Comparing PostgreSQL json_agg and Spark collect_list
In PostgreSQL, you can convert child records to look like a nested collection of objects on the parent record. This is useful if you want to convert a relational-style parent-child model into a document style, with the child records represented as a composite within the parent document.

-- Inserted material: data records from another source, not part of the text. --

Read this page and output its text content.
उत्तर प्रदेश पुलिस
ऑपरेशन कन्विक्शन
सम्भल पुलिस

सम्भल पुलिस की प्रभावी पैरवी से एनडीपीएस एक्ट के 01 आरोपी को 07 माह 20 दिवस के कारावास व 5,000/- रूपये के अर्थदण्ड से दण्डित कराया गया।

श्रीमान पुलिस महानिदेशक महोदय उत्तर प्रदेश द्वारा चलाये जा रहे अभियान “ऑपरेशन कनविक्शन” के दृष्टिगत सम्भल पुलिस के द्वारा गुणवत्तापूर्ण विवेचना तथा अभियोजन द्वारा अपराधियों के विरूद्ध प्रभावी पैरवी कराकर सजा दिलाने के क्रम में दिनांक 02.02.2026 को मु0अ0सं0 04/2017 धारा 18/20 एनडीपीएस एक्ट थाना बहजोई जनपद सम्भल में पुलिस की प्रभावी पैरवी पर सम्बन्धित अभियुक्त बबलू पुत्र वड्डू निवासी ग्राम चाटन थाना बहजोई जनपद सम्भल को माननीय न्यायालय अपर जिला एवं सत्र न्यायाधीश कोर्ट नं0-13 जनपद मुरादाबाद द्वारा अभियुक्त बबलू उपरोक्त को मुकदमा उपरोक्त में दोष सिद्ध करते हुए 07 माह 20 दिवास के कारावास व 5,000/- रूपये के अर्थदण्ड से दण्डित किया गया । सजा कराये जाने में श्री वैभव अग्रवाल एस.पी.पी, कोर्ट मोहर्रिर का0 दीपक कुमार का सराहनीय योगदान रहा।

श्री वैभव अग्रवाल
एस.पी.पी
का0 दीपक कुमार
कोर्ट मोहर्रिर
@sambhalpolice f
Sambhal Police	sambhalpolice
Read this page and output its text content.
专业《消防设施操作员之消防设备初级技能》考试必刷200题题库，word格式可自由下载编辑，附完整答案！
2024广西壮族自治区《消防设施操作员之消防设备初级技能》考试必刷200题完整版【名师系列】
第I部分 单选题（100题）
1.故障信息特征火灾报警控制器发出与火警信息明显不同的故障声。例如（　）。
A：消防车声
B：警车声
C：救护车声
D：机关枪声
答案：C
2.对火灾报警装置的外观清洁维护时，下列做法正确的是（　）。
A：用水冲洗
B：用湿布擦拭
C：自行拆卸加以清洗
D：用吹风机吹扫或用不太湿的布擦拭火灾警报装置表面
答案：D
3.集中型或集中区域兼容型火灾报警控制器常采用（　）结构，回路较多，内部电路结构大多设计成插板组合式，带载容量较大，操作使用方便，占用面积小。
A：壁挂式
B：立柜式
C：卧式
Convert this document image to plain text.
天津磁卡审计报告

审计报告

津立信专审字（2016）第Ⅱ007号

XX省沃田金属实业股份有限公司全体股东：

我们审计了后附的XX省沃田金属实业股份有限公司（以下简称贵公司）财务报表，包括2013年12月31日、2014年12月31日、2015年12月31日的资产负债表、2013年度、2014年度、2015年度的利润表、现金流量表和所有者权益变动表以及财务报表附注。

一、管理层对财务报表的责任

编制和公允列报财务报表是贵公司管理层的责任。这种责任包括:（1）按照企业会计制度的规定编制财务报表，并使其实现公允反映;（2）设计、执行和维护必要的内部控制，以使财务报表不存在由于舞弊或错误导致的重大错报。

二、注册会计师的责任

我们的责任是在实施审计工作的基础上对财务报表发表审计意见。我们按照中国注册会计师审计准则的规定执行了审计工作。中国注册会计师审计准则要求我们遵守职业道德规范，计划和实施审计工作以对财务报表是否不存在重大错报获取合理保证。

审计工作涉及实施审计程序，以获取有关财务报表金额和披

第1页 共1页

JSON functions allow conversion of result set rows to and from JSON. The json_agg
function aggregates a list of records into a JSON array of objects. An example of what this would look like:
select parent.id, parent.name, json_agg(child.*) as nested_child
from parent
join child on parent.id = child.parent_id
group by parent.id, parent.name
The resulting JSON column could be stored in a jsonb
column.
You can do the same thing in Spark SQL as well with the struct
and collect_list
functions:
select parent.id, parent.name, collect_list(struct(child.*)) as nested_child
from parent
join child on parent.id = child.parent_id
group by parent.id, parent.name
A key difference between Spark arrays/structs and PostgreSQL JSON: Spark SQL is a two-step process. First struct
converts a list of fields into a single struct
object on each child record. Then collect_list
aggregates the structs from the child records into an array per parent record in the group by
. PostgreSQL json_agg
is a single step.
The similarity is that the resulting dataframe can be stored with the nested array of structs in Parquet or Avro format.